Sugar substitute may prevent toddlers

by Guy Hiscott

Toddlers given syrup containing the naturally occurring sweetener xylitol may be less likely to develop decay in their baby teeth, a new study suggests.

Xylitol has been shown to effectively prevent tooth decay by inhibiting the growth of bacteria that cause cavities.

These previous studies have primarily involved chewing gum or lozenges used in school-age children with permanent teeth.

The US team evaluated the effectiveness of using xylitol-containing syrup among 94 children aged 9 to 15 months where early childhood tooth decay is a serious health care problem.

Reporting in the July issue of the US journal, Archives of Pediatrics and Adolescent Medicine, University of Washington researchers say cavities in early childhood are increasing in prevalence, especially in the poor.

Dr Peter Milgrom from the University of Washington in Seattle and colleagues note in a report: ‘Poor children experience rates twice as high as those of their more affluent peers, and their disease is more likely to be untreated.’


The experts report: ‘Our results suggest that exposure to xylitol (8 grams per day) in a twice-daily topical oral syrup during primary tooth eruption could prevent up to 70% of decayed teeth.’
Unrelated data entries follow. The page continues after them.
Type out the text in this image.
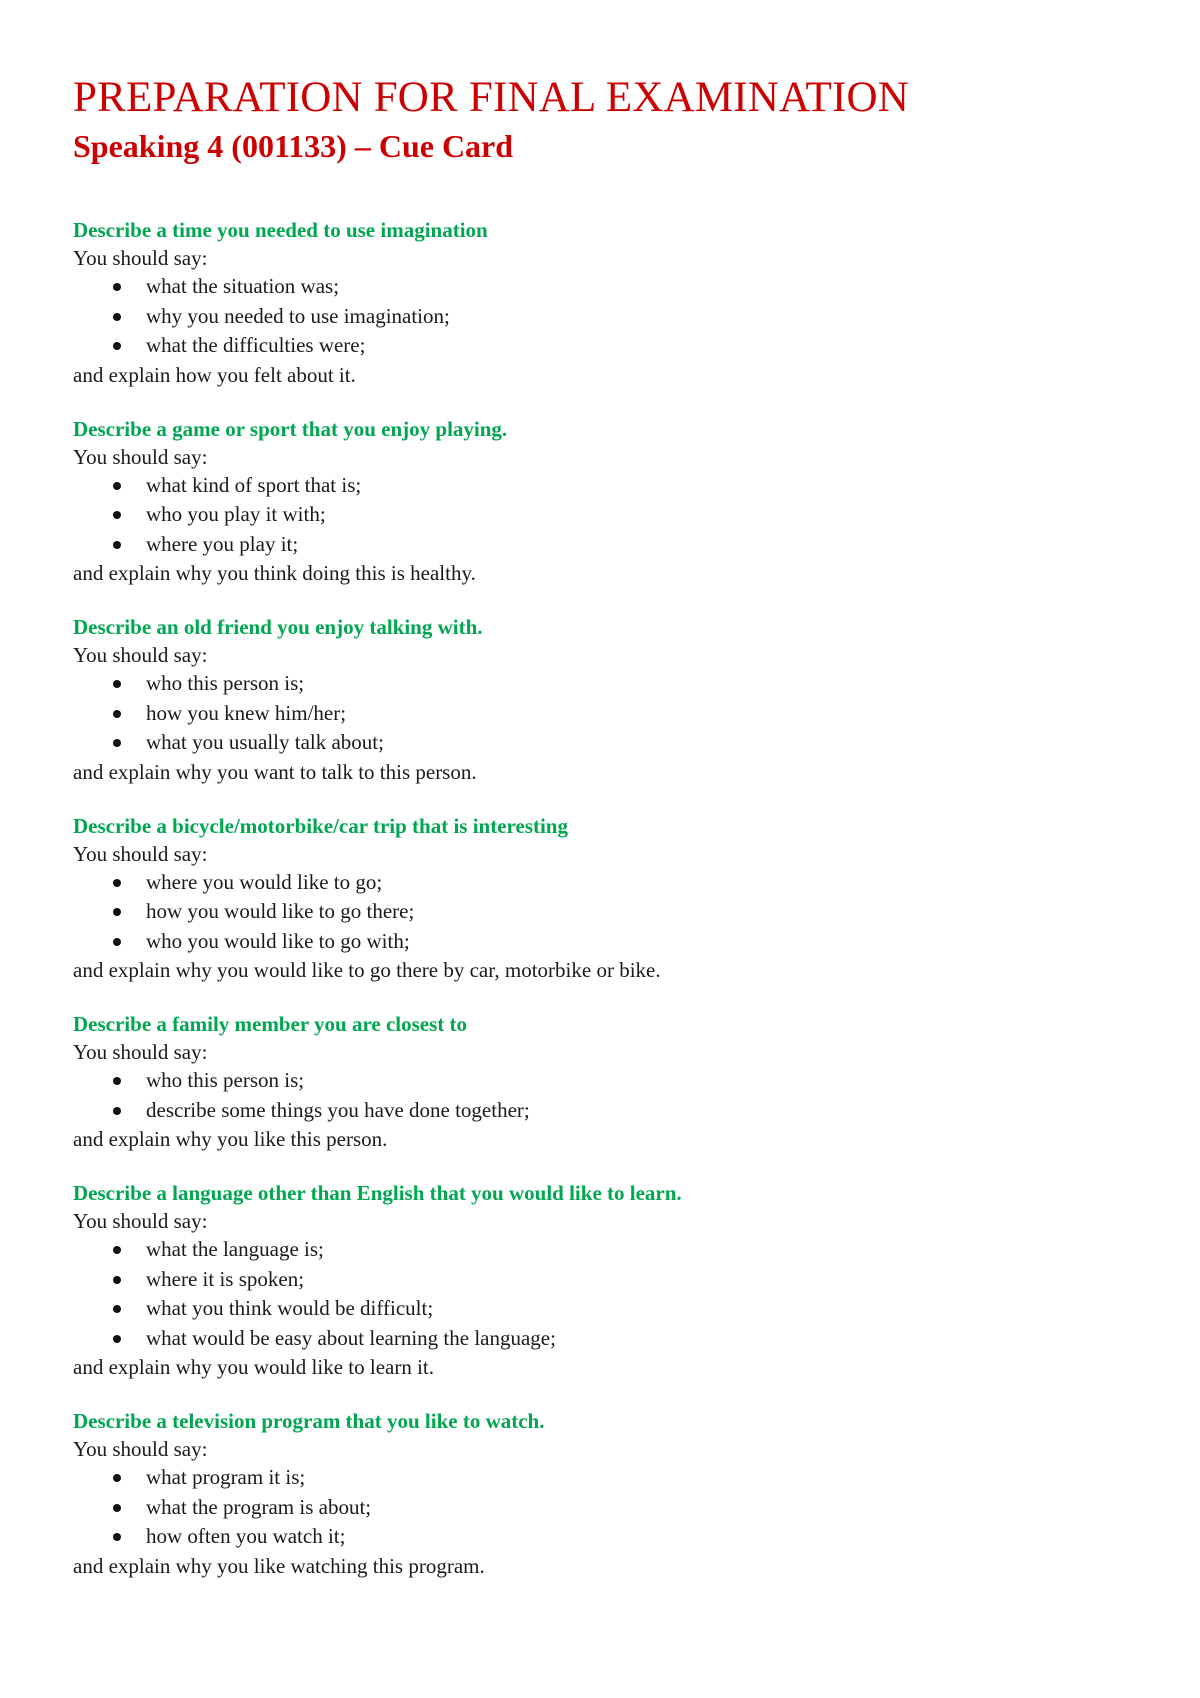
PREPARATION FOR FINAL EXAMINATION
Speaking 4 (001133) – Cue Card
Describe a time you needed to use imagination
You should say:
what the situation was;
why you needed to use imagination;
what the difficulties were;
and explain how you felt about it.
Describe a game or sport that you enjoy playing.
You should say:
what kind of sport that is;
who you play it with;
where you play it;
and explain why you think doing this is healthy.
Describe an old friend you enjoy talking with.
You should say:
who this person is;
how you knew him/her;
what you usually talk about;
and explain why you want to talk to this person.
Describe a bicycle/motorbike/car trip that is interesting
You should say:
where you would like to go;
how you would like to go there;
who you would like to go with;
and explain why you would like to go there by car, motorbike or bike.
Describe a family member you are closest to
You should say:
who this person is;
describe some things you have done together;
and explain why you like this person.
Describe a language other than English that you would like to learn.
You should say:
what the language is;
where it is spoken;
what you think would be difficult;
what would be easy about learning the language;
and explain why you would like to learn it.
Describe a television program that you like to watch.
You should say:
what program it is;
what the program is about;
how often you watch it;
and explain why you like watching this program.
After an average of 10.5 months, 8 of 33 children (24.2%) receiving two doses of xylitol per day and 13 of the 32 children (40.6%) receiving three doses of xylitol per day had tooth decay, compared with 15 of the 29 children (51.7%) in a control group.


The average numbers of decayed teeth were 0.6 in the two-dose xylitol group, one in the three-dose xylitol group and 1.9 in the control group.


‘These results provide evidence for the first time (to our knowledge) that xylitol is effective for the prevention of decay in primary teeth of toddlers,” Milgrom and colleagues wrote.


‘More research is needed to develop vehicles and strategies for optimal public health, but in populations with high rates of tooth decay, xylitol is likely to be a cost-effective preventive measure,” they conclude.